Chris Melissinos, the curator of D.C.’s new “The Art of Video Games” exhibit, certainly thinks so.
Fan boys, rejoice.
Melissinos said that, “We are invited by [an] artist to inject our own morality, our own worldview, our own experiences into the game as we play it. What comes out is wholly different for everybody else that experiences it, and that’s why it’s important — because there’s no other medium that affords the world this incredible opportunity.”
The celebration of this medium is tucked into the second floor of the Smithsonian American Art Museum on Eighth and F Streets NW, a quick walk from the Gallery Place-Chinatown Metro stop.
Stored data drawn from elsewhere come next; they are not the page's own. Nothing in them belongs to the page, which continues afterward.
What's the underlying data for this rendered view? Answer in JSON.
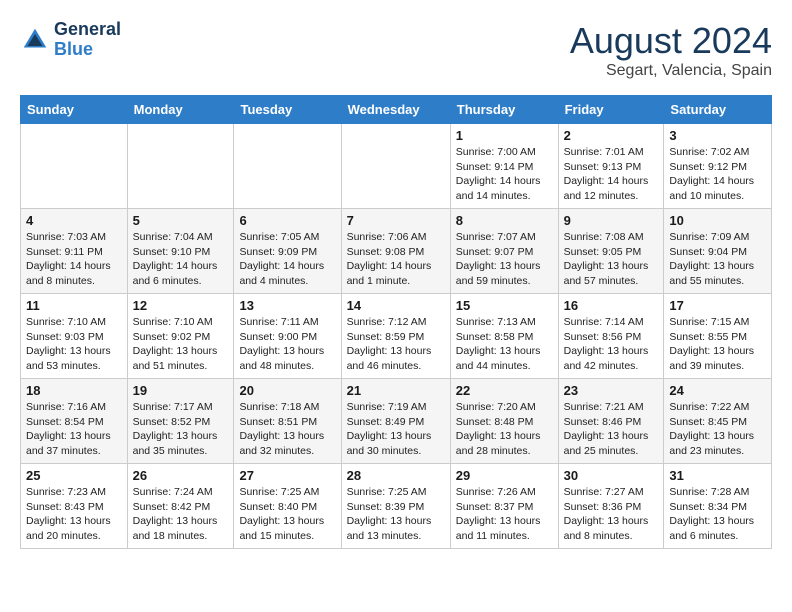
{
  "header": {
    "logo_line1": "General",
    "logo_line2": "Blue",
    "month": "August 2024",
    "location": "Segart, Valencia, Spain"
  },
  "weekdays": [
    "Sunday",
    "Monday",
    "Tuesday",
    "Wednesday",
    "Thursday",
    "Friday",
    "Saturday"
  ],
  "weeks": [
    [
      {
        "day": "",
        "info": ""
      },
      {
        "day": "",
        "info": ""
      },
      {
        "day": "",
        "info": ""
      },
      {
        "day": "",
        "info": ""
      },
      {
        "day": "1",
        "info": "Sunrise: 7:00 AM\nSunset: 9:14 PM\nDaylight: 14 hours\nand 14 minutes."
      },
      {
        "day": "2",
        "info": "Sunrise: 7:01 AM\nSunset: 9:13 PM\nDaylight: 14 hours\nand 12 minutes."
      },
      {
        "day": "3",
        "info": "Sunrise: 7:02 AM\nSunset: 9:12 PM\nDaylight: 14 hours\nand 10 minutes."
      }
    ],
    [
      {
        "day": "4",
        "info": "Sunrise: 7:03 AM\nSunset: 9:11 PM\nDaylight: 14 hours\nand 8 minutes."
      },
      {
        "day": "5",
        "info": "Sunrise: 7:04 AM\nSunset: 9:10 PM\nDaylight: 14 hours\nand 6 minutes."
      },
      {
        "day": "6",
        "info": "Sunrise: 7:05 AM\nSunset: 9:09 PM\nDaylight: 14 hours\nand 4 minutes."
      },
      {
        "day": "7",
        "info": "Sunrise: 7:06 AM\nSunset: 9:08 PM\nDaylight: 14 hours\nand 1 minute."
      },
      {
        "day": "8",
        "info": "Sunrise: 7:07 AM\nSunset: 9:07 PM\nDaylight: 13 hours\nand 59 minutes."
      },
      {
        "day": "9",
        "info": "Sunrise: 7:08 AM\nSunset: 9:05 PM\nDaylight: 13 hours\nand 57 minutes."
      },
      {
        "day": "10",
        "info": "Sunrise: 7:09 AM\nSunset: 9:04 PM\nDaylight: 13 hours\nand 55 minutes."
      }
    ],
    [
      {
        "day": "11",
        "info": "Sunrise: 7:10 AM\nSunset: 9:03 PM\nDaylight: 13 hours\nand 53 minutes."
      },
      {
        "day": "12",
        "info": "Sunrise: 7:10 AM\nSunset: 9:02 PM\nDaylight: 13 hours\nand 51 minutes."
      },
      {
        "day": "13",
        "info": "Sunrise: 7:11 AM\nSunset: 9:00 PM\nDaylight: 13 hours\nand 48 minutes."
      },
      {
        "day": "14",
        "info": "Sunrise: 7:12 AM\nSunset: 8:59 PM\nDaylight: 13 hours\nand 46 minutes."
      },
      {
        "day": "15",
        "info": "Sunrise: 7:13 AM\nSunset: 8:58 PM\nDaylight: 13 hours\nand 44 minutes."
      },
      {
        "day": "16",
        "info": "Sunrise: 7:14 AM\nSunset: 8:56 PM\nDaylight: 13 hours\nand 42 minutes."
      },
      {
        "day": "17",
        "info": "Sunrise: 7:15 AM\nSunset: 8:55 PM\nDaylight: 13 hours\nand 39 minutes."
      }
    ],
    [
      {
        "day": "18",
        "info": "Sunrise: 7:16 AM\nSunset: 8:54 PM\nDaylight: 13 hours\nand 37 minutes."
      },
      {
        "day": "19",
        "info": "Sunrise: 7:17 AM\nSunset: 8:52 PM\nDaylight: 13 hours\nand 35 minutes."
      },
      {
        "day": "20",
        "info": "Sunrise: 7:18 AM\nSunset: 8:51 PM\nDaylight: 13 hours\nand 32 minutes."
      },
      {
        "day": "21",
        "info": "Sunrise: 7:19 AM\nSunset: 8:49 PM\nDaylight: 13 hours\nand 30 minutes."
      },
      {
        "day": "22",
        "info": "Sunrise: 7:20 AM\nSunset: 8:48 PM\nDaylight: 13 hours\nand 28 minutes."
      },
      {
        "day": "23",
        "info": "Sunrise: 7:21 AM\nSunset: 8:46 PM\nDaylight: 13 hours\nand 25 minutes."
      },
      {
        "day": "24",
        "info": "Sunrise: 7:22 AM\nSunset: 8:45 PM\nDaylight: 13 hours\nand 23 minutes."
      }
    ],
    [
      {
        "day": "25",
        "info": "Sunrise: 7:23 AM\nSunset: 8:43 PM\nDaylight: 13 hours\nand 20 minutes."
      },
      {
        "day": "26",
        "info": "Sunrise: 7:24 AM\nSunset: 8:42 PM\nDaylight: 13 hours\nand 18 minutes."
      },
      {
        "day": "27",
        "info": "Sunrise: 7:25 AM\nSunset: 8:40 PM\nDaylight: 13 hours\nand 15 minutes."
      },
      {
        "day": "28",
        "info": "Sunrise: 7:25 AM\nSunset: 8:39 PM\nDaylight: 13 hours\nand 13 minutes."
      },
      {
        "day": "29",
        "info": "Sunrise: 7:26 AM\nSunset: 8:37 PM\nDaylight: 13 hours\nand 11 minutes."
      },
      {
        "day": "30",
        "info": "Sunrise: 7:27 AM\nSunset: 8:36 PM\nDaylight: 13 hours\nand 8 minutes."
      },
      {
        "day": "31",
        "info": "Sunrise: 7:28 AM\nSunset: 8:34 PM\nDaylight: 13 hours\nand 6 minutes."
      }
    ]
  ]
}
The exhibit is divided into three rooms, each with a specific focus. The first room includes pictures of graphic art and video interviews with 20 prominent industry developers, and the second room affords visitors an opportunity to play five classic games on large projector screens. The third room emphasizes the progression of gaming through the display of historic consoles and their top games.
Although the rooms are separate, a unifying futuristic theme blends the three parts together seamlessly. With blue lighting, fluorescent paint and rows of flat screen TVs, it felt as if I was in the Smithsonian circa 2050 not 2012. The theme may not mesh perfectly with the marble floors and high arches of the rest of the museum, but its whimsical setting works given the fantasy of the medium it represents.
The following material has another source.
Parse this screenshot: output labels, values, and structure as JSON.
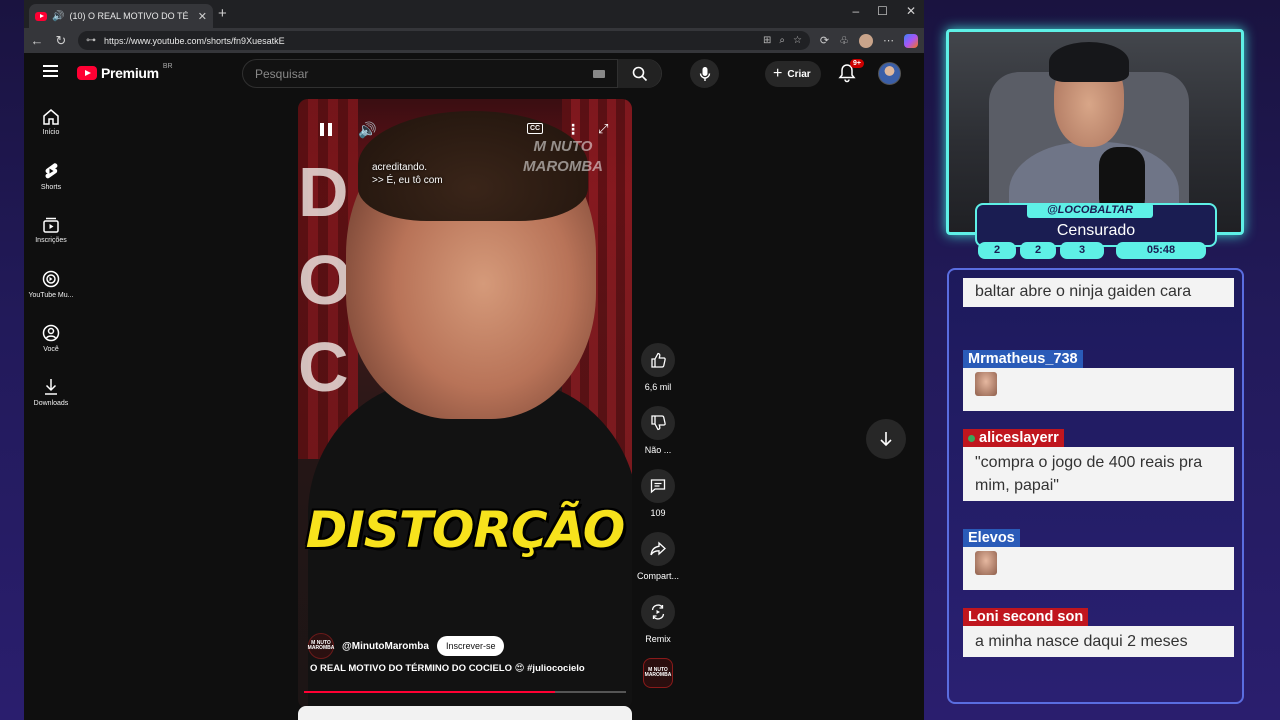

For a Monday afternoon, the exhibit was much busier than I expected. Also surprising was the wide range of visitors. Whether gender, race or age — it seemed as though there were no dominating demographics, certainly indicative of the indiscriminate mass appeal of gaming.
The history the exhibit presents is interesting enough, but the experience truly comes to life through visitor interaction. Families were unabashed as they duked it out for high scores on Pac-Man and animatedly debated the respective merits of Sonic versus Donkey Kong.
Part of the allure of the exhibit, what differentiates it from others on sculpture or painting, is the ability to shake that stifling museum feeling — the feeling that you’re a little kid quarantined in an expensive antique store, bound to unbreakable silence.
I lost the feeling myself somewhere between my fourth and fifth game of Super Mario.
Perhaps where the exhibit is most successful, though, is in its ability to unite generations. Little kids and their dads walked through the exhibit together, one marveling at Atari and the other marveling at a PlayStation 3, but both sporting grins from ear to ear. The nostalgia in the room was nearly palpable.
Melissinos has high hopes for the exhibit, “I want everybody that comes to this exhibition and experiences the materials and work that has gone into this to understand that video games are more than what they thought they were when they came in,” he said.
It’s true that visitors probably won’t leave the exhibit drawing parallels between Da Vinci and that friend who spends his Sunday nights knocking out kill streaks on Call of Duty, hands lightly caked in Nacho Cheese Doritos powder. But, after spending just a few moments in the exhibit, it would be tough to argue that video games should not be considered an art form.
Also important is how games will undoubtedly impact future perceptions of our culture. As Shakespeare’s plays have been important to understanding 16th-17th century England, games like FIFA, Call of Duty and Wii Fitness will certainly reveal our own cultural nuances of recreation, global relations and health.
Certainly art and entertainment, video games are worth a certain level of appreciation from all. The Smithsonian’s “The Art of Video Games” exhibit, while not a typical display, challenges conventions and captures the essence of the gaming medium.